Il tema dell’edizione 2024 della giornata mondiale degli insegnanti
Il tema che l’Unesco ha proposto alla riflessione per il 2024 è “Valorizzare la voce degli insegnanti”. Verso un nuovo contratto sociale per l’istruzione.
“L’insegnante è la persona alla quale il genitore affida il cervello del proprio figlio affinché diventi un oggetto pensante. Ma l’insegnante è anche colui a cui lo Stato affida i cervelli della collettività, perché diventino il Paese di domani“ (Piero Angela)

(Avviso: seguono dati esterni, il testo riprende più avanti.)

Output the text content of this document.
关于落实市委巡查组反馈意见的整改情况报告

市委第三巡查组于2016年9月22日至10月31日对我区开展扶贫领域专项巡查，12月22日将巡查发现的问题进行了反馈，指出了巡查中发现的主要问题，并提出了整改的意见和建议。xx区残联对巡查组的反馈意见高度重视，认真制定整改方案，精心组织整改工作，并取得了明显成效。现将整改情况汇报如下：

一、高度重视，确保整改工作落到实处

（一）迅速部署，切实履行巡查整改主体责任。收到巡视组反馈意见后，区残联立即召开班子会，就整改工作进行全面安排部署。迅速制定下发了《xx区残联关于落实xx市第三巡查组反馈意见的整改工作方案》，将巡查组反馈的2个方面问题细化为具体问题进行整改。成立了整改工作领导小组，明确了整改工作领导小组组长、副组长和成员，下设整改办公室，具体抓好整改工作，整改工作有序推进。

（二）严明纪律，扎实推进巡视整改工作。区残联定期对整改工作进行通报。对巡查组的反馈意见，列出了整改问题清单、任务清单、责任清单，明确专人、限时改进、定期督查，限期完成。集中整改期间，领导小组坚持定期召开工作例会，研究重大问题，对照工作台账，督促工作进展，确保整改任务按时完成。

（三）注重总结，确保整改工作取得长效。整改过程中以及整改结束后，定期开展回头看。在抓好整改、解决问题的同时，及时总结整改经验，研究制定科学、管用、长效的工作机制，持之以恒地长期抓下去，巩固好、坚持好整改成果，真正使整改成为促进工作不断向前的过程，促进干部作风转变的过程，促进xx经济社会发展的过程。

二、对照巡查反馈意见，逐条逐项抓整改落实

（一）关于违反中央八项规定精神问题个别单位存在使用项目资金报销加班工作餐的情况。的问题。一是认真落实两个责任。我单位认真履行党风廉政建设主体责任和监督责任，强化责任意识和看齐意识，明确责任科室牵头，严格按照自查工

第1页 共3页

Un ruolo bistrattato, malgrado le chiacchiere del governo che, presentando l’ennesima riforma della scuola, giurava di voler rimettere l’insegnante al centro del sistema educativo. Parole, come sempre, al vento. Perché per migliorare davvero una società e garantire un futuro ai giovani, servono i fatti, e quelli dicono che la figura del docente è stata degradata a mera comparsa da politiche miope, che vedono la scuola non come un investimento per il futuro, ma come un fastidioso capitolo di spesa da tagliare.
E i precari? Quegli insegnanti che ogni giorno vivono tra speranza, attesa e frustrazione, inseguendo un futuro più stabile e dignitoso, sognando magari di poter un giorno avere una famiglia. Ma non dimentichiamoci di quelli di ruolo, quelli che sono in trincea da oltre 25 anni, lontani da casa, senza neanche più il diritto di sperare in un trasferimento per riabbracciare i propri cari. Per loro, le nuove leggi hanno spento anche l’ultima fiammella di speranza: gente ormai avanti con gli anni, costretta a vivere in città che non sentono proprie, spesso soli e dimenticati da tutti.